Price has narrowed the breadth and time-frame of his last family-saga novel, The Surface of Earth (1975), down to two of that book's later principals: the North Carolina schoolteacher Rob Mayfield and his son Hutchinson. Now it's 1955; Rob, at 51, is dying at a gallop of lung cancer. Hutch, however, after a turn at teaching at a prep school, is antsy, wanting to test himself in the wider world--a fellowship at Oxford, room in which to gauge his fledgling poethood.

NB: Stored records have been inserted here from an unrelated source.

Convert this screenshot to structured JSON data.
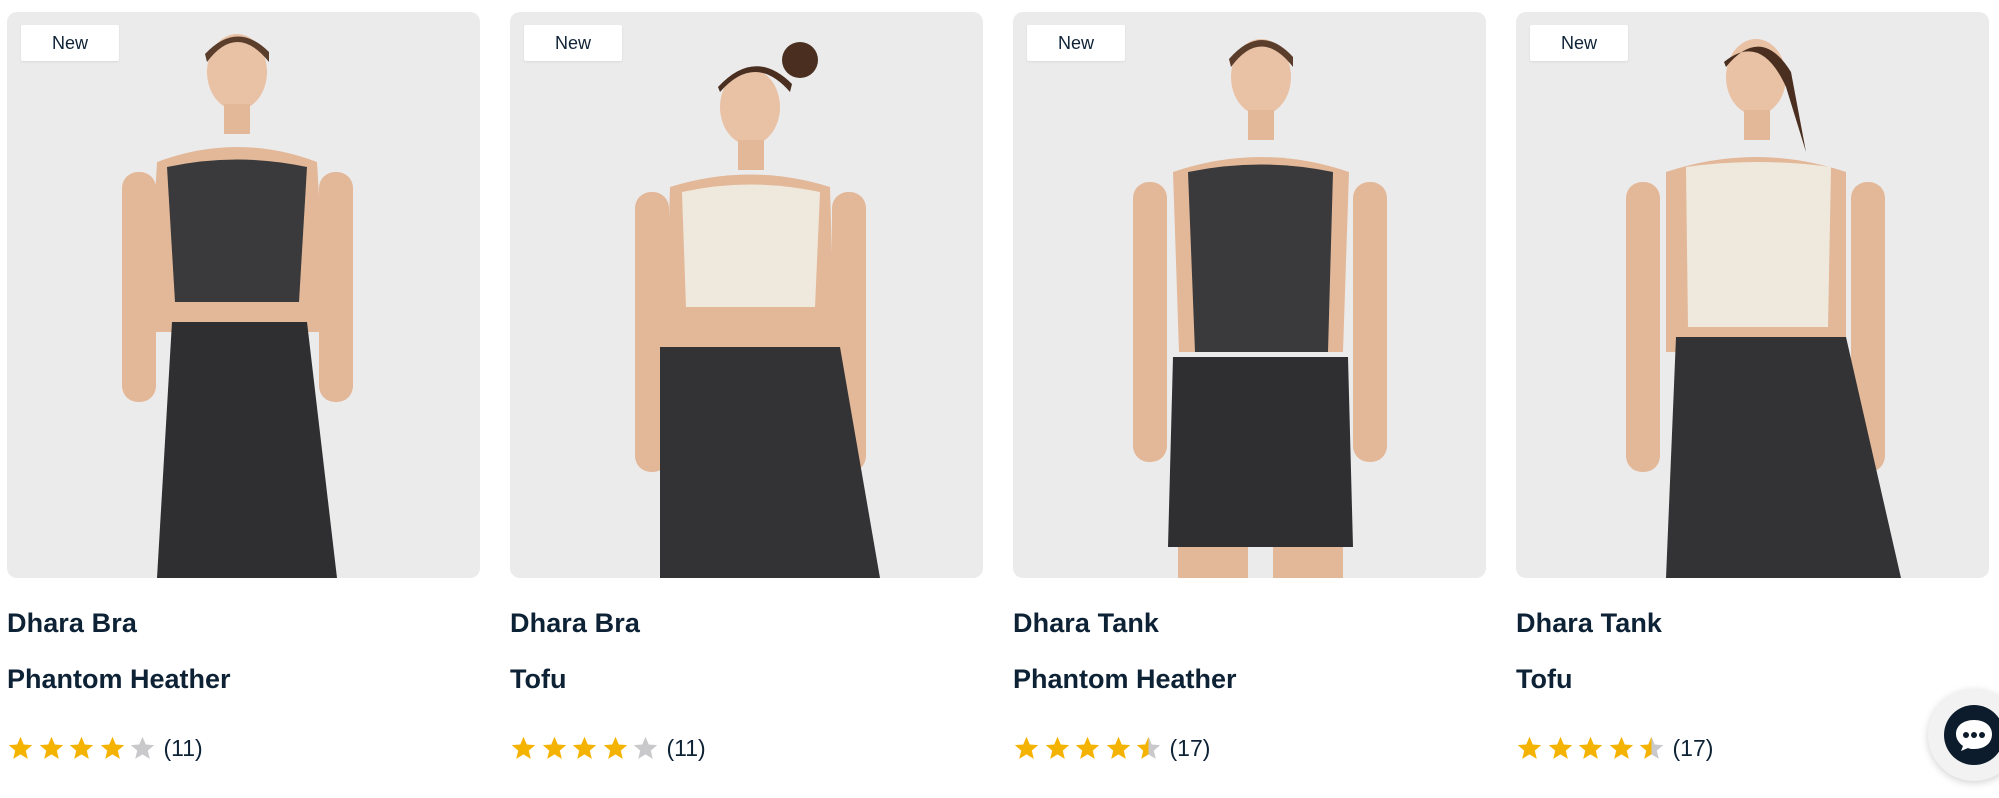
{
  "colors": {
    "accent_star": "#f5b301",
    "empty_star": "#c9c9cc",
    "text": "#0e2236",
    "image_bg": "#ecebec"
  },
  "products": [
    {
      "badge": "New",
      "name": "Dhara Bra",
      "color": "Phantom Heather",
      "rating": 4,
      "count": "(11)",
      "top_color": "#3a3a3c",
      "bottom_color": "#2f2f31",
      "bottom": "leggings"
    },
    {
      "badge": "New",
      "name": "Dhara Bra",
      "color": "Tofu",
      "rating": 4,
      "count": "(11)",
      "top_color": "#efe9dd",
      "bottom_color": "#333335",
      "bottom": "joggers"
    },
    {
      "badge": "New",
      "name": "Dhara Tank",
      "color": "Phantom Heather",
      "rating": 4.5,
      "count": "(17)",
      "top_color": "#3a3a3c",
      "bottom_color": "#2f2f31",
      "bottom": "shorts"
    },
    {
      "badge": "New",
      "name": "Dhara Tank",
      "color": "Tofu",
      "rating": 4.5,
      "count": "(17)",
      "top_color": "#efe9dd",
      "bottom_color": "#333335",
      "bottom": "leggings"
    }
  ],
  "chat": {
    "icon": "chat-bubble-icon"
  }
}
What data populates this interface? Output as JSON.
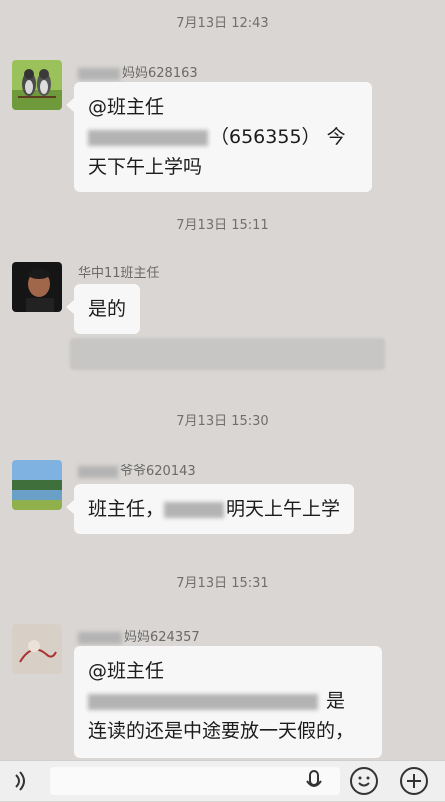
{
  "timestamps": [
    "7月13日 12:43",
    "7月13日 15:11",
    "7月13日 15:30",
    "7月13日 15:31"
  ],
  "messages": [
    {
      "sender_suffix": "妈妈628163",
      "lines": [
        "@班主任",
        "（656355） 今",
        "天下午上学吗"
      ]
    },
    {
      "sender": "华中11班主任",
      "text": "是的"
    },
    {
      "sender_suffix": "爷爷620143",
      "prefix": "班主任，",
      "suffix": "明天上午上学"
    },
    {
      "sender_suffix": "妈妈624357",
      "line1": "@班主任",
      "line2_end": "是",
      "line3": "连读的还是中途要放一天假的，"
    }
  ],
  "colors": {
    "background": "#d9d6d3",
    "bubble": "#f7f7f7"
  },
  "icons": [
    "voice-icon",
    "mic-icon",
    "emoji-icon",
    "plus-icon"
  ]
}
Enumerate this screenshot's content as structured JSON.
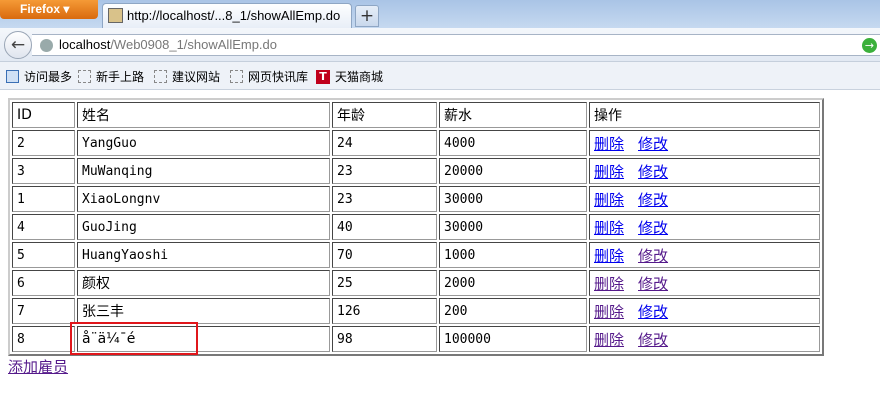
{
  "browser": {
    "menu_button": "Firefox ▾",
    "tab_title": "http://localhost/...8_1/showAllEmp.do",
    "url_host": "localhost",
    "url_path": "/Web0908_1/showAllEmp.do",
    "new_tab": "+",
    "back": "←",
    "go": "→"
  },
  "bookmarks": [
    {
      "label": "访问最多",
      "icon": "most-visited"
    },
    {
      "label": "新手上路",
      "icon": "page"
    },
    {
      "label": "建议网站",
      "icon": "page"
    },
    {
      "label": "网页快讯库",
      "icon": "page"
    },
    {
      "label": "天猫商城",
      "icon": "tmall",
      "icon_text": "T"
    }
  ],
  "table": {
    "headers": [
      "ID",
      "姓名",
      "年龄",
      "薪水",
      "操作"
    ],
    "delete_label": "删除",
    "edit_label": "修改",
    "rows": [
      {
        "id": "2",
        "name": "YangGuo",
        "age": "24",
        "salary": "4000",
        "delete_visited": false,
        "edit_visited": false
      },
      {
        "id": "3",
        "name": "MuWanqing",
        "age": "23",
        "salary": "20000",
        "delete_visited": false,
        "edit_visited": false
      },
      {
        "id": "1",
        "name": "XiaoLongnv",
        "age": "23",
        "salary": "30000",
        "delete_visited": false,
        "edit_visited": false
      },
      {
        "id": "4",
        "name": "GuoJing",
        "age": "40",
        "salary": "30000",
        "delete_visited": false,
        "edit_visited": false
      },
      {
        "id": "5",
        "name": "HuangYaoshi",
        "age": "70",
        "salary": "1000",
        "delete_visited": false,
        "edit_visited": true
      },
      {
        "id": "6",
        "name": "颜权",
        "age": "25",
        "salary": "2000",
        "delete_visited": true,
        "edit_visited": true
      },
      {
        "id": "7",
        "name": "张三丰",
        "age": "126",
        "salary": "200",
        "delete_visited": true,
        "edit_visited": false
      },
      {
        "id": "8",
        "name": "å¨ä¼¯é",
        "age": "98",
        "salary": "100000",
        "delete_visited": true,
        "edit_visited": true
      }
    ]
  },
  "add_link": "添加雇员",
  "highlight_color": "#e0161b"
}
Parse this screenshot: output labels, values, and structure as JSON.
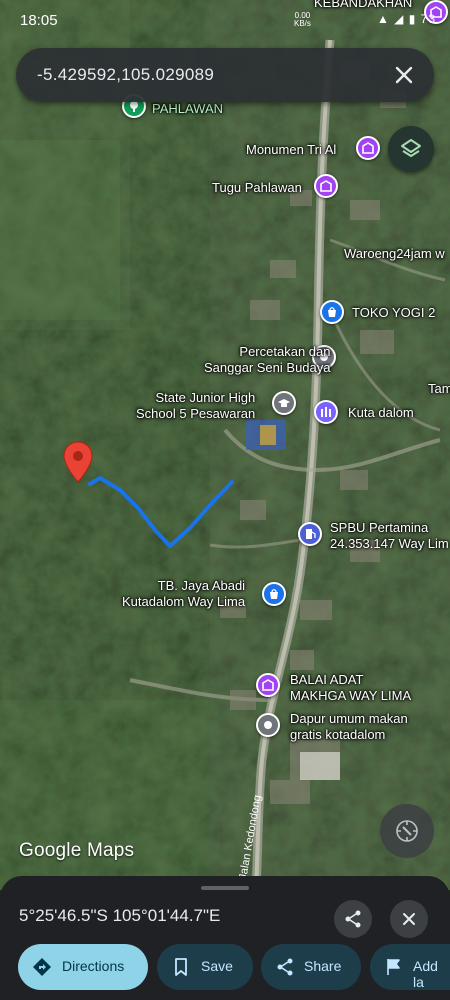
{
  "status": {
    "time": "18:05",
    "net_line1": "0.00",
    "net_line2": "KB/s",
    "icons": "▲ ◢ ▮ 73"
  },
  "search": {
    "query": "-5.429592,105.029089"
  },
  "map": {
    "places": [
      {
        "id": "kebandakhan",
        "label": "KEBANDAKHAN",
        "color": "#a142f4"
      },
      {
        "id": "pahlawan",
        "label": "PAHLAWAN",
        "color": "#0f9d58"
      },
      {
        "id": "monumen",
        "label": "Monumen Tri Al",
        "color": "#a142f4"
      },
      {
        "id": "tugu",
        "label": "Tugu Pahlawan",
        "color": "#a142f4"
      },
      {
        "id": "waroeng",
        "label": "Waroeng24jam w",
        "color": "#a142f4"
      },
      {
        "id": "toko-yogi",
        "label": "TOKO YOGI 2",
        "color": "#1a73e8"
      },
      {
        "id": "percetakan",
        "label": "Percetakan dan\nSanggar Seni Budaya",
        "color": "#70757a"
      },
      {
        "id": "tam",
        "label": "Tam",
        "color": "#70757a"
      },
      {
        "id": "school",
        "label": "State Junior High\nSchool 5 Pesawaran",
        "color": "#70757a"
      },
      {
        "id": "kuta-dalom",
        "label": "Kuta dalom",
        "color": "#7b61ff"
      },
      {
        "id": "spbu",
        "label": "SPBU Pertamina\n24.353.147 Way Lim",
        "color": "#4c5fd5"
      },
      {
        "id": "tb-jaya",
        "label": "TB. Jaya Abadi\nKutadalom Way Lima",
        "color": "#1a73e8"
      },
      {
        "id": "balai",
        "label": "BALAI ADAT\nMAKHGA WAY LIMA",
        "color": "#a142f4"
      },
      {
        "id": "dapur",
        "label": "Dapur umum makan\ngratis kotadalom",
        "color": "#70757a"
      }
    ],
    "road_label": "Jalan Kedondong",
    "attribution": "Google Maps",
    "marker_color": "#ea4335",
    "route_color": "#1a73e8"
  },
  "sheet": {
    "coordinates": "5°25'46.5\"S 105°01'44.7\"E",
    "actions": [
      {
        "id": "directions",
        "label": "Directions",
        "icon": "directions-icon"
      },
      {
        "id": "save",
        "label": "Save",
        "icon": "bookmark-icon"
      },
      {
        "id": "share",
        "label": "Share",
        "icon": "share-icon"
      },
      {
        "id": "add-label",
        "label": "Add la",
        "icon": "flag-icon"
      }
    ]
  }
}
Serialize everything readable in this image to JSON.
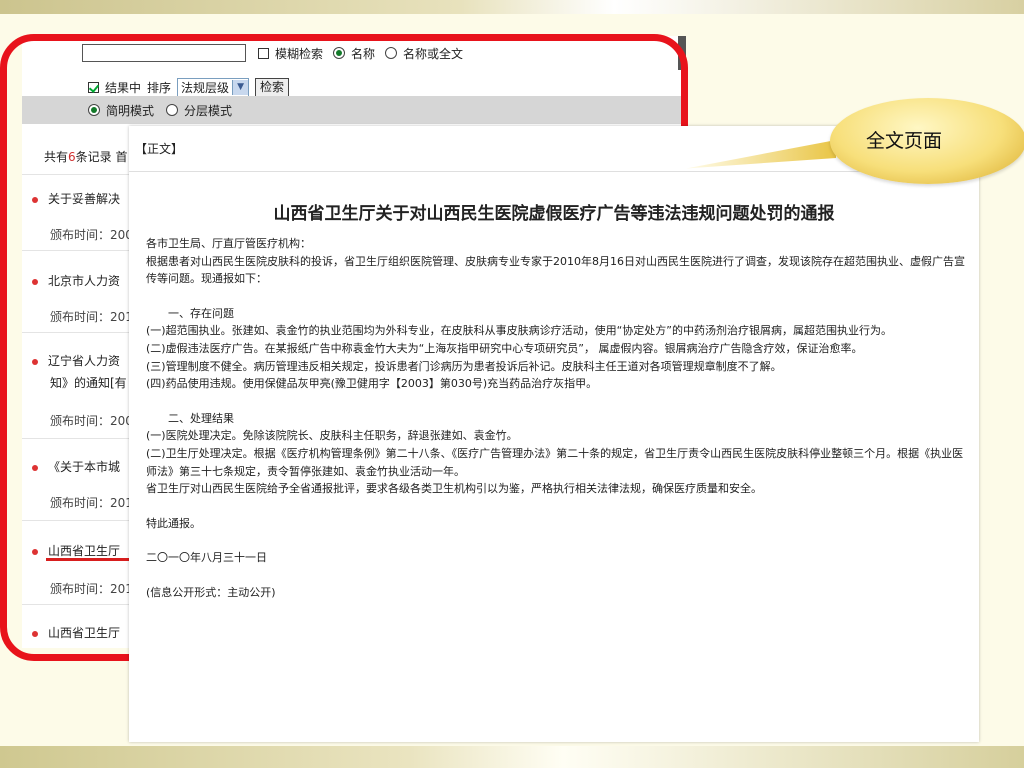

So off Hutch goes to England, deliberately never told of his father's condition (which had come on fast). The relationship between the two men is complex to begin with. Made motherless at birth, Hutch's demands on still-young Rob did not allow the father to ever re-marry--and now he's dying prematurely; the guilt and obligations, therefore, lie thick on them both. Hutch is also leaving behind Ann Gatlin, a young woman of good sense and near-infinite patience (at first she seems to agree to walt for Hutch indeterminately). Rob soon dies, with great dignity; Hutch, informed by letter (one of many, many letters in the novel), comes back in time to be with his father at the end; he wavers over whether or not to stay afterwards; finally he returns to England, leaving Ann (and a baby begun in her, which she finally, patient no more, disposes of). Price's stylistic burnishments, his rich and decorous and often quite ravishingly affirmative prose, are in large evidence here. So too is his tireless digging for the smallest grace notes of human experience: ancillary characters--women Rob knew, an old black family friend, various young men with whom intensely physical, bisexual Hutch has linked up--are set in with the skilled care of Morandi painting bottles. Yet, all that said, the book will probably make most readers thoroughly uneasy. Hutch's quest for freedom often comes across as predatoriness camouflaged; he's barely likable, less trustable. In dialogue, characters address and answer one another with lozenges of such tooled perfection--sensible, graceful speech--that inarticulateness begins to seem like the deeper truth, not what they're endlessly saying so well. A nimbus of ideality--responsibility, accident, change--is thrown around the book, through which even the most well-intentioned reader may find no passage: a halo made of cast iron. And it weights Price's laudable purpose with an unfortunate load of self-righteousness.